Der Iran ist neben Russland der wichtigste Verbündete der Regierung des syrischen Machthabers Baschar al-Assad. Teheran unterstützt diese eigenen Angaben zufolge seit dem Beginn des Bürgerkriegs in Syrien 2011 mit „militärischen Beratern“. Auch pro-iranische schiitische Milizen sind in Syrien vertreten.
Die Lage in Syrien stand nach Angaben des Kremls auch im Fokus eines Telefonats zwischen dem russischen Präsidenten Wladimir Putin und dem türkischen Staatschef Recep Tayyip Erdogan.
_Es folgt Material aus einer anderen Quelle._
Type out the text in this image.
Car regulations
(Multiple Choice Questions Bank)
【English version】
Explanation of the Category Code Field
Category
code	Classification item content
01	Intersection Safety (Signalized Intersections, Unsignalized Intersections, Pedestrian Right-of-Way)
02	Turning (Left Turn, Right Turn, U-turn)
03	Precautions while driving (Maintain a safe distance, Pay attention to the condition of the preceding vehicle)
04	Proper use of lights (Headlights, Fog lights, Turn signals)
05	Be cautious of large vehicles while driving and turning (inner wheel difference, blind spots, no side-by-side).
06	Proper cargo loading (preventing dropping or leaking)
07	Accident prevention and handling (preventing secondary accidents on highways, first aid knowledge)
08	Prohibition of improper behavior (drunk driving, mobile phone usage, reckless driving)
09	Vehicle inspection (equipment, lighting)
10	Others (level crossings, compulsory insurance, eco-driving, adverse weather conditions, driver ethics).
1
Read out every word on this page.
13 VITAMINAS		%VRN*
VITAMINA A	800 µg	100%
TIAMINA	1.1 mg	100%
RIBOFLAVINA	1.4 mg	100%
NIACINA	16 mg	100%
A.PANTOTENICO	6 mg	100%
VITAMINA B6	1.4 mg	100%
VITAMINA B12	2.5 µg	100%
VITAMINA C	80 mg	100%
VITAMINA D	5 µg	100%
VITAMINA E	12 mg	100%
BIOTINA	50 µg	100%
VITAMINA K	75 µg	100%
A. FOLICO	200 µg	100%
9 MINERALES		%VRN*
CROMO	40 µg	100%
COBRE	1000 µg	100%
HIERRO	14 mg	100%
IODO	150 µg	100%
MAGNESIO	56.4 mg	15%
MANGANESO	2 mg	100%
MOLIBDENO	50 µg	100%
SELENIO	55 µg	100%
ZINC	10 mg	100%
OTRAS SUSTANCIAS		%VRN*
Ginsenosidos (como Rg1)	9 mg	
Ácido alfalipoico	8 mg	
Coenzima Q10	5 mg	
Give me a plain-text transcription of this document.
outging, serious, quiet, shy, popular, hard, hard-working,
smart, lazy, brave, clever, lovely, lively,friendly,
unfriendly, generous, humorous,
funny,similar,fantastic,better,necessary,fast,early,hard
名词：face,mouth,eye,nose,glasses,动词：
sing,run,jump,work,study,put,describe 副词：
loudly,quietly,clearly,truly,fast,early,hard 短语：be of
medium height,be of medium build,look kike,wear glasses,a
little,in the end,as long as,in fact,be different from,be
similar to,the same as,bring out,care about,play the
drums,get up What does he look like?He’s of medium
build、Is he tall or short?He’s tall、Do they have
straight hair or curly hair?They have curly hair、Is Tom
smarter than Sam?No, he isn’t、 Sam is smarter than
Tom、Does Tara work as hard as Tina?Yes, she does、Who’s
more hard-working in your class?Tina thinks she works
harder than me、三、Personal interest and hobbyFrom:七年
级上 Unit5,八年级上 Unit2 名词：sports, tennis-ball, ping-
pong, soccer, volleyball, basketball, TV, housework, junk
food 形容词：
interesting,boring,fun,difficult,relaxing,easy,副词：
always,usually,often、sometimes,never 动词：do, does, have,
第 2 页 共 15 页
Demnach sagte Putin, „die „terroristische Aggression gegen den syrischen Staat“ müsse schnell beendet werden. Die Türkei müsse ihre „Fähigkeiten in der Region“ einsetzen.
Zudem hätten Putin und Erdogan über die Verstärkung ihrer Zusammenarbeit gesprochen, wie der Kreml weiter mitteilte. Russland, die Türkei und der Iran müssten weiter eng zusammenarbeiten, um die „Situation in Syrien zu normalisieren“.
Russland hatte 2015 zugunsten des syrischen Machthabers in den syrischen Bürgerkrieg eingegriffen. Die Türkei unterstützte hingegen die Rebellen in Syrien, bemühte sich jedoch in den vergangenen Monaten um eine Annäherung an die Regierung des Nachbarlandes.
Erdogan rief die Regierung in Damaskus am Dienstag dazu auf, „sich an einem echten politischen Prozess zu beteiligen, um eine Eskalation der Lage zu vermeiden“. Im Nordosten Syriens hatten pro-türkische Kämpfer im Zuge der Rebellenoffensive kurdische Kämpfer angegriffen. Erdogan erklärte, er habe „Maßnahmen“ ergriffen, um zu verhindern, dass die verbotene Arbeiterpartei Kurdistans (PKK) von den Entwicklungen in Syrien profitiert.